Air Engineering for the 21st century
Following the decision by the Fleet Air Arm Officers Association to contribute a prize for the ‘best trainee AEO’ of the year, the author visited HMS Sultan to make the presentation and see for himself how today’s young AEOs are trained.
The winner of the prize for the course ended July 2013 was Lt Mark Stone. He came back from RNAS Yeovilton to receive his prize, and will return there immediately to take his C-of-C on the Sea King Mk.4 to join 845 Sqn as a junior AEO. His instructors spoke highly of his motivation and results.
HMS Sultan is part of the Defence Engineering Command which covers the three separate service establishments within the tri-Service College of Technical Training. Thus, in overall command is a Commandant, Commodore DE Elford RN, based at RAF Cosford , itself the RAF school, Arborfield (near Reading) for Army training and HMS Sultan for the RN. This last covers all RN engineering sub-specialisations – Marine, Nuclear, Submarine and Air. Commodore Elford was the FAA Chief Engineering Officer, and was the leader of the Lynx/Wildcat introduction team.
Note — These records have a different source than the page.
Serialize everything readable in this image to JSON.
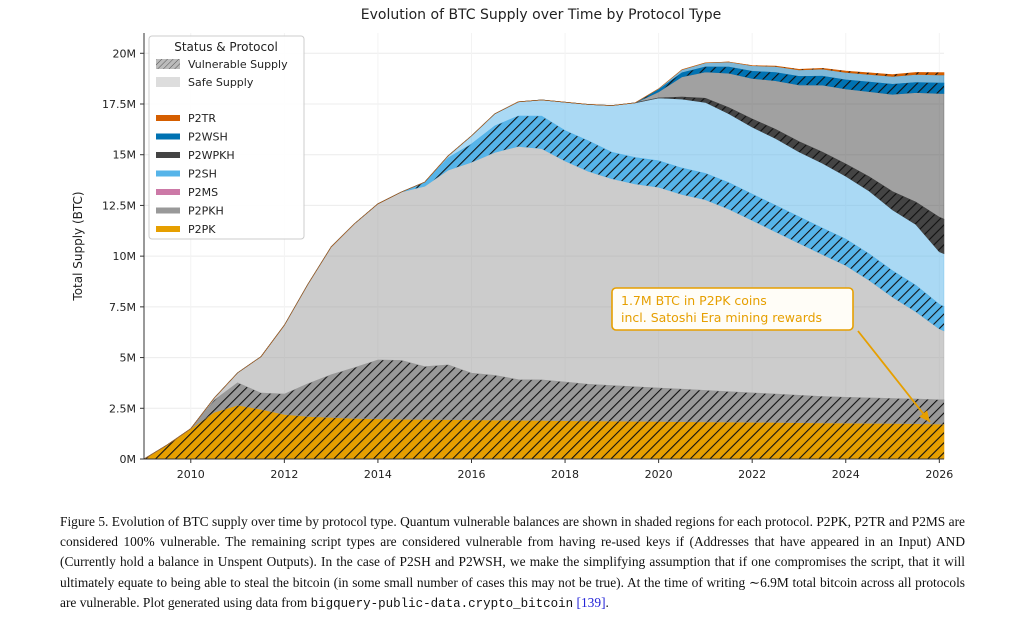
{
  "chart_data": {
    "type": "area",
    "title": "Evolution of BTC Supply over Time by Protocol Type",
    "xlabel": "",
    "ylabel": "Total Supply (BTC)",
    "xlim": [
      2009,
      2026.1
    ],
    "ylim": [
      0,
      21000000
    ],
    "x_ticks": [
      2010,
      2012,
      2014,
      2016,
      2018,
      2020,
      2022,
      2024,
      2026
    ],
    "x_tick_labels": [
      "2010",
      "2012",
      "2014",
      "2016",
      "2018",
      "2020",
      "2022",
      "2024",
      "2026"
    ],
    "y_ticks": [
      0,
      2500000,
      5000000,
      7500000,
      10000000,
      12500000,
      15000000,
      17500000,
      20000000
    ],
    "y_tick_labels": [
      "0M",
      "2.5M",
      "5M",
      "7.5M",
      "10M",
      "12.5M",
      "15M",
      "17.5M",
      "20M"
    ],
    "grid": true,
    "legend": {
      "title": "Status & Protocol",
      "placement": "top-left",
      "status_entries": [
        "Vulnerable Supply",
        "Safe Supply"
      ],
      "protocol_entries": [
        "P2TR",
        "P2WSH",
        "P2WPKH",
        "P2SH",
        "P2MS",
        "P2PKH",
        "P2PK"
      ]
    },
    "x": [
      2009,
      2009.5,
      2010,
      2010.5,
      2011,
      2011.5,
      2012,
      2012.5,
      2013,
      2013.5,
      2014,
      2014.5,
      2015,
      2015.5,
      2016,
      2016.5,
      2017,
      2017.5,
      2018,
      2018.5,
      2019,
      2019.5,
      2020,
      2020.5,
      2021,
      2021.5,
      2022,
      2022.5,
      2023,
      2023.5,
      2024,
      2024.5,
      2025,
      2025.5,
      2026,
      2026.1
    ],
    "series": [
      {
        "name": "P2PK",
        "color": "#e69f00",
        "vulnerable": [
          0,
          700000,
          1500000,
          2300000,
          2650000,
          2450000,
          2200000,
          2100000,
          2050000,
          2000000,
          1980000,
          1960000,
          1950000,
          1940000,
          1930000,
          1920000,
          1910000,
          1900000,
          1890000,
          1880000,
          1870000,
          1860000,
          1850000,
          1840000,
          1830000,
          1820000,
          1810000,
          1800000,
          1790000,
          1780000,
          1770000,
          1760000,
          1750000,
          1740000,
          1720000,
          1720000
        ],
        "safe": [
          0,
          0,
          0,
          0,
          0,
          0,
          0,
          0,
          0,
          0,
          0,
          0,
          0,
          0,
          0,
          0,
          0,
          0,
          0,
          0,
          0,
          0,
          0,
          0,
          0,
          0,
          0,
          0,
          0,
          0,
          0,
          0,
          0,
          0,
          0,
          0
        ]
      },
      {
        "name": "P2PKH",
        "color": "#999999",
        "vulnerable": [
          0,
          0,
          0,
          600000,
          1100000,
          800000,
          1000000,
          1600000,
          2100000,
          2500000,
          2900000,
          2900000,
          2600000,
          2700000,
          2300000,
          2200000,
          2000000,
          2000000,
          1900000,
          1800000,
          1750000,
          1700000,
          1650000,
          1600000,
          1550000,
          1500000,
          1450000,
          1400000,
          1350000,
          1300000,
          1270000,
          1250000,
          1230000,
          1220000,
          1200000,
          1200000
        ],
        "safe": [
          0,
          0,
          0,
          100000,
          500000,
          1800000,
          3400000,
          4900000,
          6300000,
          7100000,
          7700000,
          8300000,
          8900000,
          9600000,
          10400000,
          11000000,
          11500000,
          11400000,
          10900000,
          10500000,
          10200000,
          10000000,
          9900000,
          9600000,
          9400000,
          9000000,
          8500000,
          8000000,
          7500000,
          7000000,
          6500000,
          5800000,
          5000000,
          4300000,
          3500000,
          3400000
        ]
      },
      {
        "name": "P2MS",
        "color": "#cc79a7",
        "vulnerable": [
          0,
          0,
          0,
          0,
          0,
          0,
          0,
          0,
          0,
          0,
          0,
          0,
          0,
          0,
          0,
          0,
          0,
          0,
          0,
          0,
          0,
          0,
          0,
          0,
          0,
          0,
          0,
          0,
          0,
          0,
          0,
          0,
          0,
          0,
          0,
          0
        ],
        "safe": [
          0,
          0,
          0,
          0,
          0,
          0,
          0,
          0,
          0,
          0,
          0,
          0,
          0,
          0,
          0,
          0,
          0,
          0,
          0,
          0,
          0,
          0,
          0,
          0,
          0,
          0,
          0,
          0,
          0,
          0,
          0,
          0,
          0,
          0,
          0,
          0
        ]
      },
      {
        "name": "P2SH",
        "color": "#56b4e9",
        "vulnerable": [
          0,
          0,
          0,
          0,
          0,
          0,
          0,
          0,
          0,
          0,
          0,
          0,
          200000,
          600000,
          900000,
          1300000,
          1500000,
          1600000,
          1500000,
          1500000,
          1300000,
          1300000,
          1300000,
          1300000,
          1300000,
          1300000,
          1300000,
          1300000,
          1300000,
          1300000,
          1300000,
          1300000,
          1300000,
          1300000,
          1200000,
          1200000
        ],
        "safe": [
          0,
          0,
          0,
          0,
          0,
          0,
          0,
          0,
          0,
          0,
          0,
          0,
          0,
          100000,
          400000,
          600000,
          700000,
          800000,
          1400000,
          1800000,
          2300000,
          2700000,
          3100000,
          3400000,
          3500000,
          3400000,
          3300000,
          3300000,
          3200000,
          3200000,
          3100000,
          3100000,
          3000000,
          3000000,
          2600000,
          2600000
        ]
      },
      {
        "name": "P2WPKH",
        "color": "#444444",
        "vulnerable": [
          0,
          0,
          0,
          0,
          0,
          0,
          0,
          0,
          0,
          0,
          0,
          0,
          0,
          0,
          0,
          0,
          0,
          0,
          0,
          0,
          0,
          0,
          0,
          100000,
          200000,
          300000,
          400000,
          450000,
          500000,
          550000,
          600000,
          700000,
          900000,
          1100000,
          1700000,
          1700000
        ],
        "safe": [
          0,
          0,
          0,
          0,
          0,
          0,
          0,
          0,
          0,
          0,
          0,
          0,
          0,
          0,
          0,
          0,
          0,
          0,
          0,
          0,
          0,
          0,
          300000,
          1000000,
          1300000,
          1700000,
          2000000,
          2400000,
          2800000,
          3300000,
          3700000,
          4200000,
          4800000,
          5400000,
          6100000,
          6200000
        ]
      },
      {
        "name": "P2WSH",
        "color": "#0072b2",
        "vulnerable": [
          0,
          0,
          0,
          0,
          0,
          0,
          0,
          0,
          0,
          0,
          0,
          0,
          0,
          0,
          0,
          0,
          0,
          0,
          0,
          0,
          0,
          0,
          100000,
          200000,
          250000,
          300000,
          350000,
          400000,
          420000,
          440000,
          450000,
          470000,
          490000,
          500000,
          510000,
          510000
        ],
        "safe": [
          0,
          0,
          0,
          0,
          0,
          0,
          0,
          0,
          0,
          0,
          0,
          0,
          0,
          0,
          0,
          0,
          0,
          0,
          0,
          0,
          0,
          0,
          50000,
          150000,
          200000,
          250000,
          280000,
          300000,
          320000,
          350000,
          370000,
          380000,
          390000,
          400000,
          400000,
          400000
        ]
      },
      {
        "name": "P2TR",
        "color": "#d55e00",
        "vulnerable": [
          0,
          0,
          0,
          0,
          0,
          0,
          0,
          0,
          0,
          0,
          0,
          0,
          0,
          0,
          0,
          0,
          0,
          0,
          0,
          0,
          0,
          0,
          0,
          0,
          0,
          0,
          10000,
          20000,
          30000,
          40000,
          60000,
          80000,
          90000,
          100000,
          120000,
          120000
        ],
        "safe": [
          0,
          0,
          0,
          0,
          0,
          0,
          0,
          0,
          0,
          0,
          0,
          0,
          0,
          0,
          0,
          0,
          0,
          0,
          0,
          0,
          0,
          0,
          0,
          0,
          0,
          0,
          0,
          0,
          0,
          0,
          0,
          0,
          0,
          0,
          0,
          0
        ]
      }
    ],
    "annotations": [
      {
        "text_lines": [
          "1.7M BTC in P2PK coins",
          "incl. Satoshi Era mining rewards"
        ],
        "color": "#e69f00",
        "arrow_to": {
          "x": 2025.8,
          "y": 1720000
        }
      }
    ]
  },
  "caption": {
    "part1": "Figure 5. Evolution of BTC supply over time by protocol type. Quantum vulnerable balances are shown in shaded regions for each protocol. P2PK, P2TR and P2MS are considered 100% vulnerable. The remaining script types are considered vulnerable from having re-used keys if (Addresses that have appeared in an Input) AND (Currently hold a balance in Unspent Outputs). In the case of P2SH and P2WSH, we make the simplifying assumption that if one compromises the script, that it will ultimately equate to being able to steal the bitcoin (in some small number of cases this may not be true). At the time of writing ∼6.9M total bitcoin across all protocols are vulnerable. Plot generated using data from ",
    "code": "bigquery-public-data.crypto_bitcoin",
    "space": " ",
    "cite": "[139]",
    "end": "."
  }
}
The task of the Royal Naval Air Engineering and Survival School (RNAESS) is to train all the Fleet Air Arm engineers from Air Engineering Technician(AB), through to Pre-Charge AEOs (Cdr and Lt Cdr). The ratings will have started at HMS Raleigh for their basic training, and the AEOs will be graduates with a suitable degree (with an avenue for Upper Yardmen) and will have been selected by the AIB and been sent to Dartmouth for 30 weeks for ‘military’ and ‘marinisation’ training. Their degree will probably have been awarded by either Portsmouth or Southampton Universities. The AEO of the future will be neither (M) or (L) nor Air Ord - but will be multi trade, able to cover all aspects of aircraft support. This period will be followed by 12 weeks on board a CVS or LPH where they will cover time in every department.
With this basic grounding, they will arrive at HMS Sultan for specific Air Engineering training – albeit generic and not related to any particular aircraft type. That comes later at an airstation Training School. Whilst at Sultan, they are instructed both in the classroom and in the hangars on aircraft systems, engines, helicopter transmission, flying controls, the computers which enable the systems to work, and in ‘battle damage repair’ in case the mobile repair teams are unavailable. They also cover radar and sonar including the analysis equipment carried in the aircraft. They receive a certain amount of aviation theory – from aerodynamics, theory of flight, structures and the stresses therein. There are wind-tunnels for conducting limited experiments and they learn about vibration analysis (HUMMS and SOAP). What they do not cover extensively is workshop practice with little metal forming or turning.
However, by the end of a fairly intensive 44 weeks course, they are examined and pass-out to go to the Fleet. This final examination satisfies the Institutions and RAeS of their capabilities and then they pass onto one of the airstations and are attached to a squadron for their Certificate of Competence training and test. Then they join a squadron operating the same type of helicopter as they have just trained on.
The ratings at Sultan will have seen their future officers being trained on the same aircraft systems as they will learn. They are attached to a ‘squadron’ at Sultan – historically called 760 and 764 squadrons. These have (at present) both Sea King and Lynx helicopters on which they will work, performing a range of component changes and servicing operations, the squadrons each have an Issue Centre for learning correct procedures, and the technicians work with actual and current aircraft publications and servicing books. After their Initial Engineering Qualifying Course they are then divided into Mechanical or Avionics depending partly on preference, partly on Fleet requirements. Then subsequent courses for Leading Hand and Petty Officers are tailored in each subspecialisation to ensure that as Technicians they really know their part of ship. They then return to their airstations and squadrons to put into practice what they have learned. At appropriate points in their careers they will return to HMS Sultan for the course for the next higher rate.
At the time of writing, the RNAESS has numerous Sea Kings (all due to phased out by 2016) and some Lynx. A Merlin airframe is available for introduction as the AS Mk.2 is already in service and RN technicians are training at RAF Benson in preparation for the conversion of the ex-RAF Mk.3s to RN Mk.4 standard with corrosion resistance, marinised engines and folding main rotor heads. These last will go to 845 Sqn in due course as the first Merlin Commando squadron. There is a strong contingent working and training in the USA on fixed-wing aircraft including F18 and (the first) F35Bs. In due course, this last task will transfer to the UK once the Lightning II aircraft start being delivered.